Материал о наших похождениях появился на портале уже на следующий день. Господин Авдеев явно торопился. В материале все лица были названы своими именами, и информацию сопровождали два видеоролика. На одном майор Джулай в присутствии коллеги избивал арестанта, а потом корчился на дне оврага и угрожал «оператору». На другом вся компания была в сборе, а дополняла пейзаж кучка избитых и зашуганных заключенных. Что случилось с лицами, допустившими выход данного материала, история умалчивает. На следующий день портал был закрыт «по техническим причинам».
В тот же день позвонила испуганная Шура. Зачастила, как ее едва не замели на вокзале, где она встречала некую ценную посылку.
– Сто лет не была на вокзале, – жаловалась Шура, – и еще бы двести не была. Офигеть, подруга, такое ощущение, что я в Таджикистане…
И стала излагать, как к ней подошли два мента (явно по наводке кого-то третьего) и стали усердно склонять прогуляться вместе с ними. Но Шура тертый калач, учинила ментам грандиозный скандал, публичную порку, обвинила их в том, что никакие они не менты, перевернула чей-то чемодан на колесиках и юркнула в коридор к камерам хранения, откуда служебными ходами выбралась на улицу.
– Испугалась, жуть, – без обиняков призналась Шура. – Знаешь, как-то не хочется становиться человеком со сложной биографией.
А вечером перезвонила и смущенно созналась, что ее новый ухажер, носящий имя старого, предлагает съездить в отпуск на Доминику. Прямо завтра, с утра. Она бы с удовольствием – все-таки Доминика, Карибы, все в белых штанах… но не хочет бросать свою подругу на произвол судьбы.
– Проваливай, к черту, на свою Доминику! – возбужденно вскричала я. – И не завтра, а уже сегодня! Чтобы духу твоего в этой части света не было! Шура, это самое лучшее, что ты можешь сделать! Мы переживем без тебя, продукты есть, из бунгало не выйдем! И не будем трястись за тебя, зная, что ты живая лежишь на пляже!
Она позвонила через день, поведала полумертвым от усталости голосом, что уже не может отдыхать. Сначала Бали, теперь эта чертова Доминиканская республика, которая непонятно где находится… Такой же отель, те же пальмы, тот же Рудик, храпящий на соседней половине кровати под гудение кондиционера… Впрочем, нет, Рудик немного другой, но он так похож на первого! В общем, тоска смертная. Такое состояние, словно год без отпуска шила валенки.
– И что ты выиграла на этих рокировках?» – сдерживая хохот, поинтересовалась я.

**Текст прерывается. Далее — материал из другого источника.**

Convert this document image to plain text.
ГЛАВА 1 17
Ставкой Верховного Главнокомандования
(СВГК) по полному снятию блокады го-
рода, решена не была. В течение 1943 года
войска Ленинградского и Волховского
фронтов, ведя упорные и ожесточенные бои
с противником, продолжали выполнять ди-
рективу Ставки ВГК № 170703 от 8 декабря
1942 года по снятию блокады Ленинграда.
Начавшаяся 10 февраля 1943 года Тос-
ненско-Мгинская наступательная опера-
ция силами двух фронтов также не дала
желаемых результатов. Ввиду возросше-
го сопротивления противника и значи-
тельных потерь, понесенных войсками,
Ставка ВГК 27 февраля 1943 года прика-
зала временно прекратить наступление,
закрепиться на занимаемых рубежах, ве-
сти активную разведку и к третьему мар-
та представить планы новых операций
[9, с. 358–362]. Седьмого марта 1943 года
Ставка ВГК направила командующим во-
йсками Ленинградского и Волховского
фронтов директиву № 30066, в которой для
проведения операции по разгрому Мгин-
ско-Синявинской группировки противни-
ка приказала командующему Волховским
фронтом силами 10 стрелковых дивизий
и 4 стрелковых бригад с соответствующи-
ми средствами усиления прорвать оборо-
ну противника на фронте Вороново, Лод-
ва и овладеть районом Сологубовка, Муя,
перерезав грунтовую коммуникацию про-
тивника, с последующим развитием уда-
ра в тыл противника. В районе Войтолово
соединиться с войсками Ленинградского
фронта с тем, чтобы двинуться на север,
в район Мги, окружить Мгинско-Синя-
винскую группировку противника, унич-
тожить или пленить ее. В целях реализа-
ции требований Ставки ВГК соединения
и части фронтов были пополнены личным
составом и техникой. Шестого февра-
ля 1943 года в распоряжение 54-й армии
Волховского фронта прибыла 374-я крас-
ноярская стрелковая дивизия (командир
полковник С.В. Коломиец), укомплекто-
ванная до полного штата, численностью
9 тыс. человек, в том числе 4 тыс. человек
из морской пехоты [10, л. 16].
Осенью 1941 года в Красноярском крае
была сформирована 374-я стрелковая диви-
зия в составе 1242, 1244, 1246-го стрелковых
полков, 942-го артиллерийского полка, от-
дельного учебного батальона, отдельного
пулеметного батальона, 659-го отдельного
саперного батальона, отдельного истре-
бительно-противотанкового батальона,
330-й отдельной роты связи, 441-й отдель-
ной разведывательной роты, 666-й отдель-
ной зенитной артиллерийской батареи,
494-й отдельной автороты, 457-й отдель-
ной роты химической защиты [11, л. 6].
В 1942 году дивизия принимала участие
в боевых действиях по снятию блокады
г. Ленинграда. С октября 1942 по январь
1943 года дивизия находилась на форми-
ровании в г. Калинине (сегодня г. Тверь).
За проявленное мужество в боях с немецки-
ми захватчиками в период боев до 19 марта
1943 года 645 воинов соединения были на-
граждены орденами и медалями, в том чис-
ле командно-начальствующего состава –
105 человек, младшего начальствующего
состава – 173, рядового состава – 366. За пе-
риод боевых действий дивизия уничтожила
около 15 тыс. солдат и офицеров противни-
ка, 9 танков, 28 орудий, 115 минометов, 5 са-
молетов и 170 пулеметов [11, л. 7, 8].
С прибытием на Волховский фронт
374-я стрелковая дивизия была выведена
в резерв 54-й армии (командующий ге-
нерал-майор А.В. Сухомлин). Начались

– Этот больше знает, – нашлась Шура, – и даже может влиять. Вчера я настолько измотала ему нервы, что он сдался и позвонил своему знакомому, работающему в одной из силовых структур. Могу ошибиться, но ваша тема уже зондируется.
Беспокойство продолжало пощипывать. Выход в интернет у нас имелся, хотя, кроме кучи комментариев на удаленный материал, там ничего не было. Люди возмущались, кричали «Доколе!», а официальные структуры помалкивали. Антон еще не полностью восстановился, рана в плече давала о себе знать, случались приступы головокружения. Мы зверели от скуки, валялись целыми днями в постели, иногда совершали вылазки на озеро. Чем больше проходило времени, тем сильнее росла тревога. Соседи по поселку нас не донимали. Я ни разу не видела, чтобы через косогор кто-нибудь переходил. Видно, считалось, что участок пустует. Мы жили словно в барокамере. Антон открыто нервничал – хотя и понимал, что в его состоянии геройствовать нельзя. Мы часто задумывались: что сейчас делает Эльвира и делает ли что-то вообще? Начальство явно в теме – ее могли отстранить от работы от греха подальше, могли убрать физически, могли назначить «испытательный срок» – отвести угрозу от людей с положением. А значит, она обязана нас искать. Сколько народа трудится на Эльвиру? Чего ей бояться? Реагировать на какие-то клипы и людскую молву? Их наверняка объявили поддельными – происками злопыхателей. Прижать Эльвиру непросто – должно «проснуться» управление собственной безопасности, а если и там свои люди? Конечно есть, иначе откуда такая вера в собственную безнаказанность? Опять же высокий сообщник и покровитель по фамилии Щегловитов – а уж у этого типа наверняка есть собственный спецназ, прикормленные менты и домашние следователи. Понятно, что сейчас они стараются замести следы. А некая Шадрина и примкнувший к ней Томилин – опасность номер один…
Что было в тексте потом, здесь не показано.